We managed to reproduce the issue in a test environment and compared results between the two versions. For this test we made use of 4 distinct datasets, each made of 70m
documents containing a single @timestamp
field:
-
gaussian-sameday
: this dataset represents the actual distribution of log data during a production day. It is a gaussian distribution centered around lunch time (more documents during the day than the night). All documents fit within the same day. -
uniform-sameday
: All documents fit within the same day but are evenly distributed (same amount of docs every hours). -
uniform-1s
: Documents are spaced a second apart (the first starts at2000-01-01T00:00:00.000Z
, next is 1 second later). -
uniform-10s
: 10 second gap between documents.
Each dataset is loaded in its own index configured with a single shard and no replica. The test cluster is made of a single ES node with the default configuration as shipped by Elastic.

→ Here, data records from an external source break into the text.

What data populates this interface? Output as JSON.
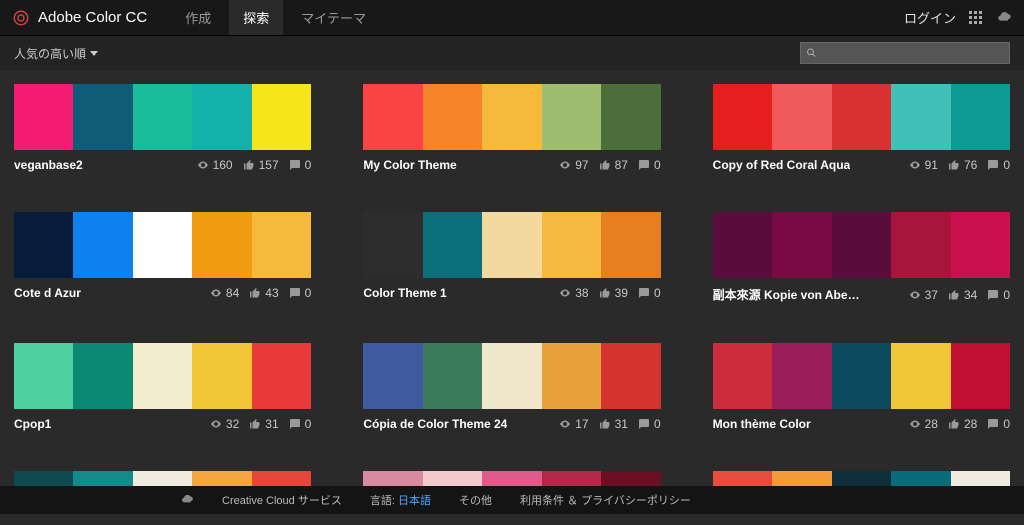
{
  "header": {
    "app_title": "Adobe Color CC",
    "tabs": [
      {
        "label": "作成"
      },
      {
        "label": "探索"
      },
      {
        "label": "マイテーマ"
      }
    ],
    "login": "ログイン"
  },
  "subbar": {
    "sort": "人気の高い順",
    "search_placeholder": ""
  },
  "themes": [
    {
      "name": "veganbase2",
      "views": "160",
      "likes": "157",
      "comments": "0",
      "colors": [
        "#f41b72",
        "#0f5b78",
        "#1abc9c",
        "#14b1aa",
        "#f5e51b"
      ]
    },
    {
      "name": "My Color Theme",
      "views": "97",
      "likes": "87",
      "comments": "0",
      "colors": [
        "#fa4444",
        "#f5842b",
        "#f6b93b",
        "#9fbd6e",
        "#4b6e3a"
      ]
    },
    {
      "name": "Copy of Red Coral Aqua",
      "views": "91",
      "likes": "76",
      "comments": "0",
      "colors": [
        "#e71e1e",
        "#ef5a5a",
        "#d93131",
        "#41c0b8",
        "#0e9a94"
      ]
    },
    {
      "name": "Cote d Azur",
      "views": "84",
      "likes": "43",
      "comments": "0",
      "colors": [
        "#071c3a",
        "#0d81f0",
        "#ffffff",
        "#f39c12",
        "#f6b93b"
      ]
    },
    {
      "name": "Color Theme 1",
      "views": "38",
      "likes": "39",
      "comments": "0",
      "colors": [
        "#2d2d2d",
        "#0b6e7a",
        "#f3d9a0",
        "#f5b942",
        "#e67e22"
      ]
    },
    {
      "name": "副本來源 Kopie von Aberd...",
      "views": "37",
      "likes": "34",
      "comments": "0",
      "colors": [
        "#5a0c3c",
        "#7a0a44",
        "#5a0c3c",
        "#a8153a",
        "#c8114e"
      ]
    },
    {
      "name": "Cpop1",
      "views": "32",
      "likes": "31",
      "comments": "0",
      "colors": [
        "#4ed1a1",
        "#0a8a72",
        "#f3eccf",
        "#f2c438",
        "#e83a3a"
      ]
    },
    {
      "name": "Cópia de Color Theme 24",
      "views": "17",
      "likes": "31",
      "comments": "0",
      "colors": [
        "#3f5a9e",
        "#3b7a5a",
        "#f0e6cc",
        "#e6a13a",
        "#d4342e"
      ]
    },
    {
      "name": "Mon thème Color",
      "views": "28",
      "likes": "28",
      "comments": "0",
      "colors": [
        "#cc2c3c",
        "#9c1f5a",
        "#0b4a5f",
        "#f2c438",
        "#c21033"
      ]
    },
    {
      "name": "",
      "views": "",
      "likes": "",
      "comments": "",
      "colors": [
        "#0f4a4f",
        "#128b8a",
        "#f0ede0",
        "#f4a640",
        "#e8463a"
      ]
    },
    {
      "name": "",
      "views": "",
      "likes": "",
      "comments": "",
      "colors": [
        "#d88ba0",
        "#f3c9cd",
        "#e05a8b",
        "#b32849",
        "#6b0f25"
      ]
    },
    {
      "name": "",
      "views": "",
      "likes": "",
      "comments": "",
      "colors": [
        "#e84c3d",
        "#f29b38",
        "#0e2f3a",
        "#0a6b7a",
        "#f0ede0"
      ]
    }
  ],
  "footer": {
    "cc": "Creative Cloud サービス",
    "lang_label": "言語:",
    "lang": "日本語",
    "other": "その他",
    "terms": "利用条件 ＆ プライバシーポリシー"
  }
}
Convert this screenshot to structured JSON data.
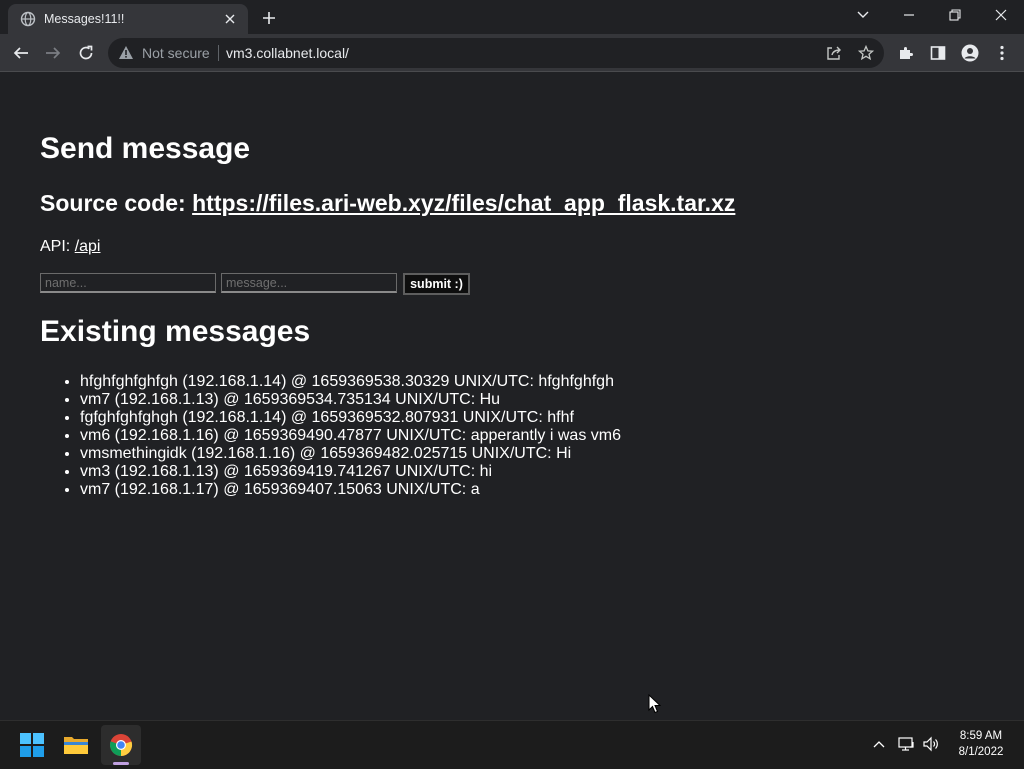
{
  "browser": {
    "tab_title": "Messages!11!!",
    "not_secure": "Not secure",
    "url": "vm3.collabnet.local/"
  },
  "page": {
    "heading_send": "Send message",
    "source_label": "Source code: ",
    "source_url": "https://files.ari-web.xyz/files/chat_app_flask.tar.xz",
    "api_label": "API: ",
    "api_link": "/api",
    "name_placeholder": "name...",
    "message_placeholder": "message...",
    "submit_label": "submit :)",
    "heading_existing": "Existing messages",
    "messages": [
      "hfghfghfghfgh (192.168.1.14) @ 1659369538.30329 UNIX/UTC: hfghfghfgh",
      "vm7 (192.168.1.13) @ 1659369534.735134 UNIX/UTC: Hu",
      "fgfghfghfghgh (192.168.1.14) @ 1659369532.807931 UNIX/UTC: hfhf",
      "vm6 (192.168.1.16) @ 1659369490.47877 UNIX/UTC: apperantly i was vm6",
      "vmsmethingidk (192.168.1.16) @ 1659369482.025715 UNIX/UTC: Hi",
      "vm3 (192.168.1.13) @ 1659369419.741267 UNIX/UTC: hi",
      "vm7 (192.168.1.17) @ 1659369407.15063 UNIX/UTC: a"
    ]
  },
  "taskbar": {
    "time": "8:59 AM",
    "date": "8/1/2022"
  }
}
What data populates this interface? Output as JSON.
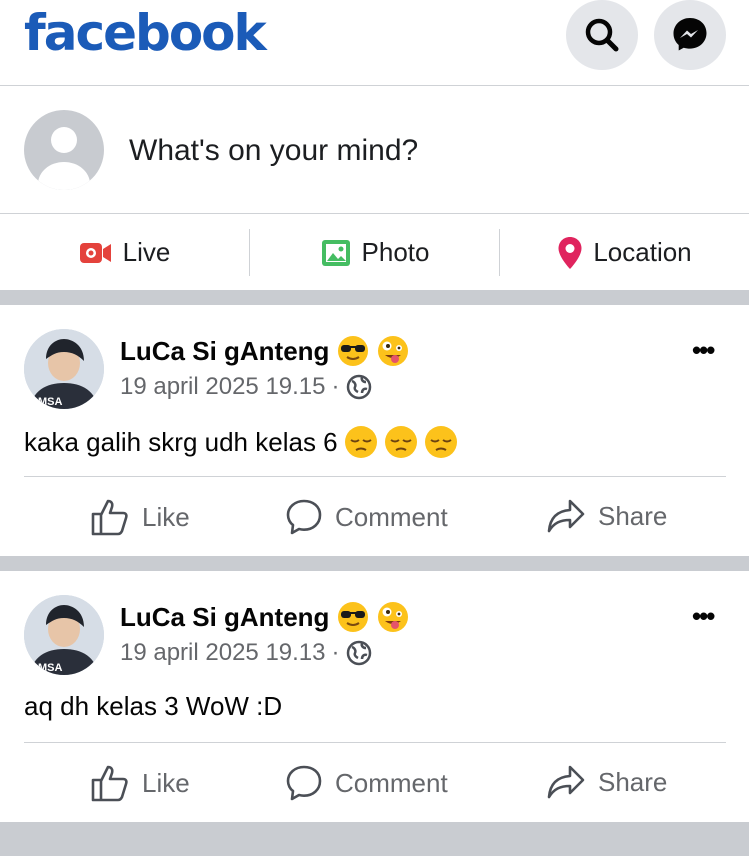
{
  "header": {
    "logo": "facebook"
  },
  "composer": {
    "prompt": "What's on your mind?"
  },
  "actions": {
    "live": "Live",
    "photo": "Photo",
    "location": "Location"
  },
  "colors": {
    "brand": "#1b5bb8",
    "live": "#e4423c",
    "photo": "#45bd62",
    "location": "#e0245e",
    "muted": "#65676b"
  },
  "posts": [
    {
      "author": "LuCa Si gAnteng",
      "timestamp": "19 april 2025 19.15",
      "text": "kaka galih skrg udh kelas 6",
      "like": "Like",
      "comment": "Comment",
      "share": "Share"
    },
    {
      "author": "LuCa Si gAnteng",
      "timestamp": "19 april 2025 19.13",
      "text": "aq dh kelas 3 WoW :D",
      "like": "Like",
      "comment": "Comment",
      "share": "Share"
    }
  ]
}
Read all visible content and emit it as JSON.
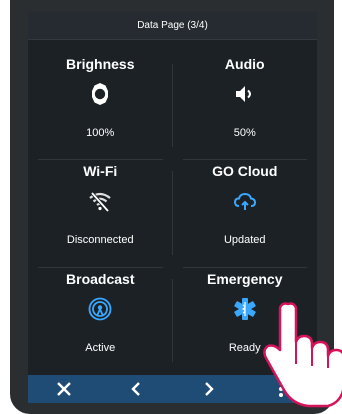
{
  "header": {
    "title": "Data Page (3/4)"
  },
  "tiles": [
    {
      "title": "Brighness",
      "value": "100%",
      "icon": "brightness-icon"
    },
    {
      "title": "Audio",
      "value": "50%",
      "icon": "speaker-icon"
    },
    {
      "title": "Wi-Fi",
      "value": "Disconnected",
      "icon": "wifi-off-icon"
    },
    {
      "title": "GO Cloud",
      "value": "Updated",
      "icon": "cloud-sync-icon"
    },
    {
      "title": "Broadcast",
      "value": "Active",
      "icon": "broadcast-icon"
    },
    {
      "title": "Emergency",
      "value": "Ready",
      "icon": "medical-star-icon"
    }
  ],
  "footer": {
    "buttons": [
      "close-icon",
      "chevron-left-icon",
      "chevron-right-icon",
      "more-vertical-icon"
    ]
  },
  "colors": {
    "background": "#1b2125",
    "accent": "#3aa8ff",
    "footer": "#1e4c75"
  }
}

We ran the following query against the 4 datasets with query caching disabled:
{
"aggs": {
"2": {
"date_histogram": {
"field": "@timestamp",
"interval": "1d",
"min_doc_count": 1
}
}
},
"query": {
"match_all": {}
}
}
The table below shows the timing in millis:
dataset 6.8.2 7.3.0
--------------------------------------
gaussian-sameday 6520 11450
uniform-sameday 6280 12013
uniform-1s 34836 16199
uniform-10s 34211 16934
As you noticed, 6.8.2
performs twice faster than 7.3.0
when dates are close to each other (sameday datasets). However, 7.3.0
performs better when they are spread over a larger time range.
We ran the same queries with different bucket sizes and concluded it has no or little impact as we always observed the same differences between the two versions.
Did someone experienced the same behaviour?
Is this something we can tune?
Is this a regression?
Thanks for your advices,
/Bertrand
Note: we could not reproduce the issue with the nyc_taxis
dataset used by Rally because dates in that dataset are not close enough to each other.
Update: removing time_zone
parameter from the date_histogram
since it is not required by the scenario. Timings are obviously different now but differences between the two ES versions are still the same.